The Australian Competition and Consumer Commission looks set to grant Virgin Atlantic and Virgin Australia authorisation to cooperate on routes.
The “draft determination” – which is proposed to initially last for a five-year period – could pave the way for passengers to take around-the-world trips on one Virgin-branded inventory.
The draft decision covers flights between Australia and the UK and Ireland, via Hong Kong, Los Angeles and “any other future mutual connecting points”.
Earlier this summer the ACCC granted the two carriers interim authorisation, which will remain in place until a final authorisation is announced.
In a statement the Commission said:
“Virgin Australia and Virgin Atlantic are separate businesses that do not operate overlapping services on any routes and are unlikely to do so in the future.
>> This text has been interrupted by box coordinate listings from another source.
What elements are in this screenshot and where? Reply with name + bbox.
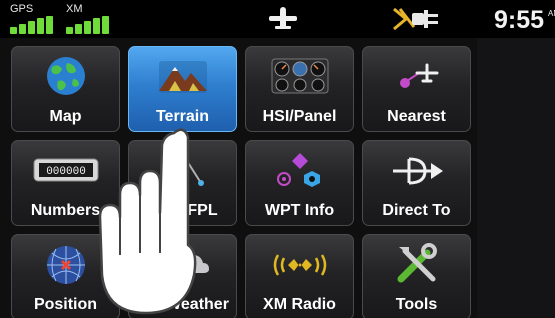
odometer-digits: 000000 [46,166,86,178]
tools-label: Tools [395,296,438,313]
screen: GPS XM 9:55 A Map Terrain HSI/Panel Near… [0,0,555,318]
xm-radio-icon [273,254,326,276]
gps-signal-bars-icon [10,16,60,34]
nearest-label: Nearest [387,108,446,125]
numbers-button[interactable]: 000000 Numbers [11,140,120,226]
position-grid-icon [46,246,85,284]
map-button[interactable]: Map [11,46,120,132]
hsi-panel-label: HSI/Panel [262,108,337,125]
globe-icon [46,57,85,95]
weather-button[interactable]: Weather [128,234,237,318]
hsi-panel-button[interactable]: HSI/Panel [245,46,354,132]
fpl-button[interactable]: FPL [128,140,237,226]
airplane-icon [269,7,297,29]
direct-to-button[interactable]: Direct To [362,140,471,226]
xm-radio-button[interactable]: XM Radio [245,234,354,318]
xm-label: XM [66,3,83,15]
wpt-info-label: WPT Info [264,202,335,219]
waypoint-icon [276,153,320,187]
instrument-panel-icon [271,58,328,94]
terrain-label: Terrain [155,108,210,125]
flight-plan-icon [164,160,204,186]
terrain-button[interactable]: Terrain [128,46,237,132]
direct-to-label: Direct To [382,202,451,219]
tools-icon [397,243,437,283]
xm-radio-label: XM Radio [263,296,336,313]
nearest-airplane-icon [399,63,438,88]
xm-signal-bars-icon [66,16,116,34]
weather-cloud-icon [176,255,209,273]
power-plug-icon [393,7,438,31]
odometer-icon: 000000 [33,158,98,182]
direct-to-icon [392,157,443,185]
clock-time: 9:55 [494,6,545,34]
right-panel [477,38,555,318]
map-label: Map [49,108,82,125]
gps-label: GPS [10,3,34,15]
clock-ampm: AM [548,9,555,18]
position-button[interactable]: Position [11,234,120,318]
wpt-info-button[interactable]: WPT Info [245,140,354,226]
nearest-button[interactable]: Nearest [362,46,471,132]
weather-label: Weather [166,296,229,313]
position-label: Position [33,296,98,313]
tools-button[interactable]: Tools [362,234,471,318]
status-bar: GPS XM 9:55 A [0,0,555,38]
fpl-label: FPL [187,202,218,219]
terrain-mountains-icon [158,61,207,93]
numbers-label: Numbers [30,202,101,219]
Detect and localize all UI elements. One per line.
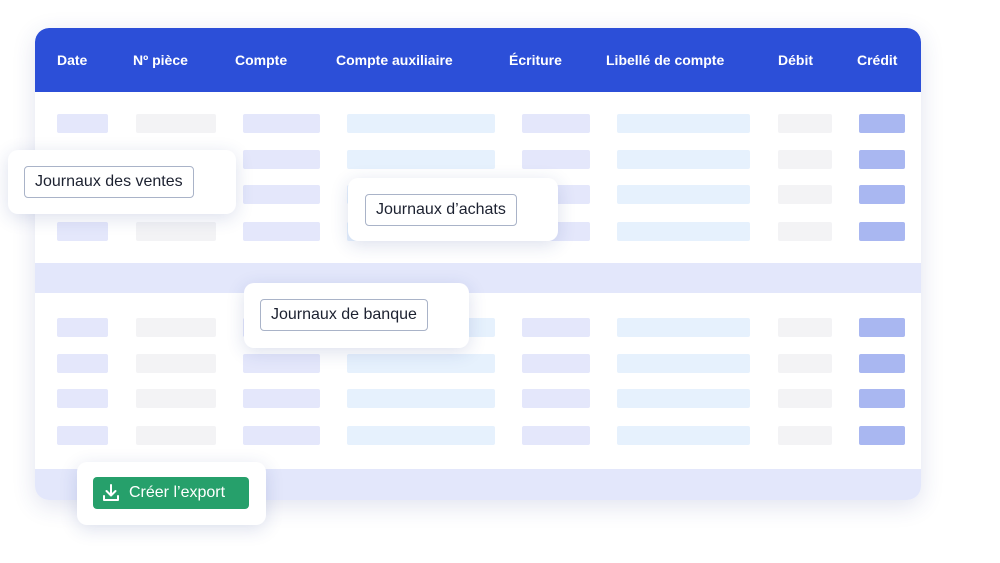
sales-journal-popup: Journaux des ventes <box>8 150 236 214</box>
cell-placeholder <box>778 150 832 169</box>
bank-journal-tag[interactable]: Journaux de banque <box>260 299 428 331</box>
cell-placeholder <box>243 354 320 373</box>
create-export-button[interactable]: Créer l’export <box>93 477 249 509</box>
cell-placeholder <box>522 114 590 133</box>
column-header-debit[interactable]: Débit <box>778 28 813 92</box>
cell-placeholder <box>522 150 590 169</box>
cell-placeholder <box>859 114 905 133</box>
cell-placeholder <box>617 354 750 373</box>
column-header-account-label[interactable]: Libellé de compte <box>606 28 724 92</box>
cell-placeholder <box>617 318 750 337</box>
journal-table: Date Nº pièce Compte Compte auxiliaire É… <box>35 28 921 500</box>
cell-placeholder <box>778 354 832 373</box>
cell-placeholder <box>778 222 832 241</box>
cell-placeholder <box>136 222 216 241</box>
cell-placeholder <box>522 354 590 373</box>
cell-placeholder <box>57 389 108 408</box>
cell-placeholder <box>136 318 216 337</box>
cell-placeholder <box>347 354 495 373</box>
cell-placeholder <box>859 222 905 241</box>
cell-placeholder <box>617 150 750 169</box>
table-header: Date Nº pièce Compte Compte auxiliaire É… <box>35 28 921 92</box>
cell-placeholder <box>617 114 750 133</box>
cell-placeholder <box>778 318 832 337</box>
cell-placeholder <box>778 389 832 408</box>
cell-placeholder <box>57 318 108 337</box>
cell-placeholder <box>136 389 216 408</box>
cell-placeholder <box>617 389 750 408</box>
cell-placeholder <box>347 426 495 445</box>
cell-placeholder <box>617 185 750 204</box>
cell-placeholder <box>522 389 590 408</box>
cell-placeholder <box>136 114 216 133</box>
cell-placeholder <box>617 222 750 241</box>
cell-placeholder <box>617 426 750 445</box>
cell-placeholder <box>859 389 905 408</box>
cell-placeholder <box>347 389 495 408</box>
cell-placeholder <box>859 318 905 337</box>
section-divider <box>35 263 921 293</box>
cell-placeholder <box>243 426 320 445</box>
bank-journal-popup: Journaux de banque <box>244 283 469 348</box>
cell-placeholder <box>243 389 320 408</box>
cell-placeholder <box>778 185 832 204</box>
cell-placeholder <box>522 318 590 337</box>
cell-placeholder <box>243 222 320 241</box>
cell-placeholder <box>57 114 108 133</box>
export-popup: Créer l’export <box>77 462 266 525</box>
cell-placeholder <box>778 426 832 445</box>
cell-placeholder <box>57 222 108 241</box>
column-header-account[interactable]: Compte <box>235 28 287 92</box>
cell-placeholder <box>136 426 216 445</box>
sales-journal-tag[interactable]: Journaux des ventes <box>24 166 194 198</box>
cell-placeholder <box>859 185 905 204</box>
column-header-credit[interactable]: Crédit <box>857 28 897 92</box>
cell-placeholder <box>243 185 320 204</box>
column-header-date[interactable]: Date <box>57 28 87 92</box>
cell-placeholder <box>859 354 905 373</box>
cell-placeholder <box>859 150 905 169</box>
cell-placeholder <box>57 426 108 445</box>
column-header-piece-number[interactable]: Nº pièce <box>133 28 188 92</box>
purchase-journal-popup: Journaux d’achats <box>348 178 558 241</box>
column-header-auxiliary-account[interactable]: Compte auxiliaire <box>336 28 453 92</box>
cell-placeholder <box>778 114 832 133</box>
cell-placeholder <box>859 426 905 445</box>
cell-placeholder <box>57 354 108 373</box>
column-header-entry[interactable]: Écriture <box>509 28 562 92</box>
purchase-journal-tag[interactable]: Journaux d’achats <box>365 194 517 226</box>
cell-placeholder <box>522 426 590 445</box>
cell-placeholder <box>347 114 495 133</box>
cell-placeholder <box>136 354 216 373</box>
download-icon <box>101 483 121 503</box>
cell-placeholder <box>347 150 495 169</box>
create-export-label: Créer l’export <box>129 484 226 501</box>
cell-placeholder <box>243 114 320 133</box>
cell-placeholder <box>243 150 320 169</box>
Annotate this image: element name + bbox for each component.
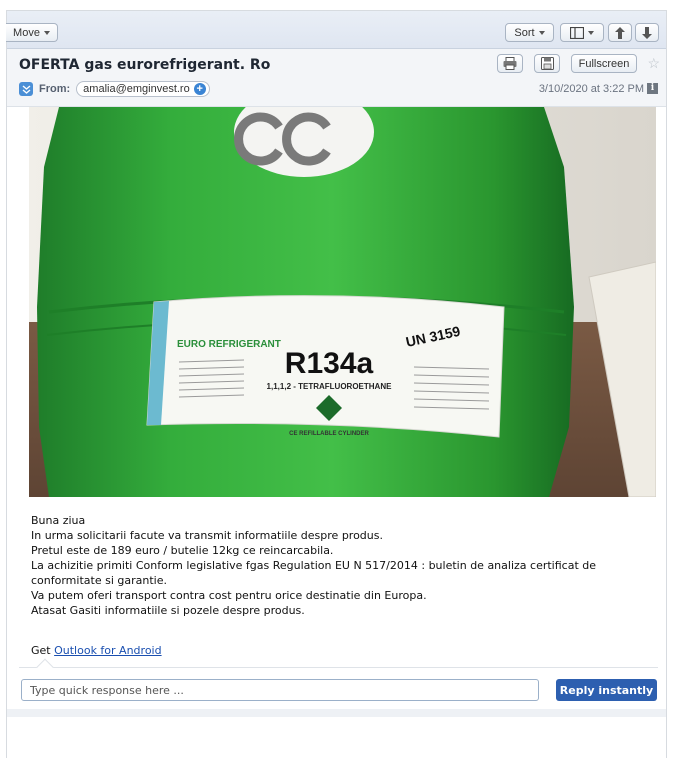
info-icon[interactable]: i (647, 83, 658, 94)
brand-text: EURO REFRIGERANT (177, 339, 281, 350)
quick-reply-input[interactable] (21, 679, 539, 701)
sort-label: Sort (514, 26, 535, 39)
move-label: Move (13, 26, 40, 39)
toolbar: Move Sort (6, 11, 666, 49)
chemical-name: 1,1,1,2 - TETRAFLUOROETHANE (267, 382, 393, 391)
body-line: La achizitie primiti Conform legislative… (31, 559, 597, 587)
mail-viewer: Move Sort OFERTA gas eurorefrigerant. Ro… (6, 10, 667, 758)
message-date: 3/10/2020 at 3:22 PM (538, 83, 644, 95)
signature-prefix: Get (31, 644, 51, 657)
previous-message-button[interactable] (608, 23, 632, 42)
move-button[interactable]: Move (6, 23, 58, 42)
fullscreen-button[interactable]: Fullscreen (571, 54, 637, 73)
divider (19, 667, 658, 668)
from-row: From: amalia@emginvest.ro + (19, 81, 210, 97)
message-photo: EURO REFRIGERANT R134a 1,1,1,2 - TETRAFL… (29, 107, 656, 497)
body-line: Buna ziua (31, 514, 86, 527)
from-label: From: (39, 83, 71, 95)
save-icon (540, 57, 554, 70)
outlook-android-link[interactable]: Outlook for Android (54, 644, 161, 657)
chevron-down-icon (588, 30, 594, 35)
footer-bar (7, 709, 666, 717)
collapse-icon[interactable] (19, 82, 33, 96)
print-button[interactable] (497, 54, 523, 73)
message-body: Buna ziua In urma solicitarii facute va … (31, 513, 651, 618)
product-name: R134a (285, 347, 374, 380)
columns-icon (570, 26, 584, 39)
add-contact-icon[interactable]: + (193, 83, 206, 95)
reply-instantly-button[interactable]: Reply instantly (556, 679, 657, 701)
message-subject: OFERTA gas eurorefrigerant. Ro (19, 57, 271, 73)
gas-cylinder-image: EURO REFRIGERANT R134a 1,1,1,2 - TETRAFL… (29, 107, 656, 497)
fullscreen-label: Fullscreen (578, 57, 630, 70)
body-line: Atasat Gasiti informatiile si pozele des… (31, 604, 305, 617)
body-line: Pretul este de 189 euro / butelie 12kg c… (31, 544, 334, 557)
sender-email: amalia@emginvest.ro (83, 83, 190, 95)
chevron-down-icon (538, 30, 545, 35)
body-line: Va putem oferi transport contra cost pen… (31, 589, 427, 602)
star-icon[interactable]: ☆ (647, 55, 660, 72)
sort-button[interactable]: Sort (505, 23, 554, 42)
arrow-down-icon (642, 26, 652, 39)
body-line: In urma solicitarii facute va transmit i… (31, 529, 383, 542)
next-message-button[interactable] (635, 23, 659, 42)
message-header: OFERTA gas eurorefrigerant. Ro From: ama… (7, 49, 666, 107)
chevron-down-icon (43, 30, 50, 35)
layout-button[interactable] (560, 23, 604, 42)
cylinder-note: CE REFILLABLE CYLINDER (289, 431, 369, 437)
save-button[interactable] (534, 54, 560, 73)
sender-chip[interactable]: amalia@emginvest.ro + (76, 81, 210, 97)
reply-notch (36, 658, 54, 676)
printer-icon (503, 57, 517, 70)
signature: Get Outlook for Android (31, 644, 162, 657)
arrow-up-icon (615, 26, 625, 39)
“They already have a codeshare arrangement, which allows each to market flights on planes flown by the other.
“Authorisation will allow the two airlines to coordinate on a wide range of matters, such as jointly managing prices, inventory, and marketing strategies, which are not currently permitted in their existing arm’s length commercial codeshare and loyalty arrangements.”
The ACCC’s Commissoner Stephen Ridgeway said that “In authorising this cooperation, we expect to see improvements to the carriers’ schedules and services to passengers”.
Virgin Australia is owned by a holding company whose stakeholders include Etihad Airways, Nanshan Group, Singapore Airlines, HNA Group and Virgin Group.
Earlier this year the European Commission approved a deal for Air France KLM to acquire 31 per cent of Virgin Atlantic from the Virgin Group, leaving Richard Branson with a 20 per cent share in the carrier. Delta retains a 49 per cent stake in the airline.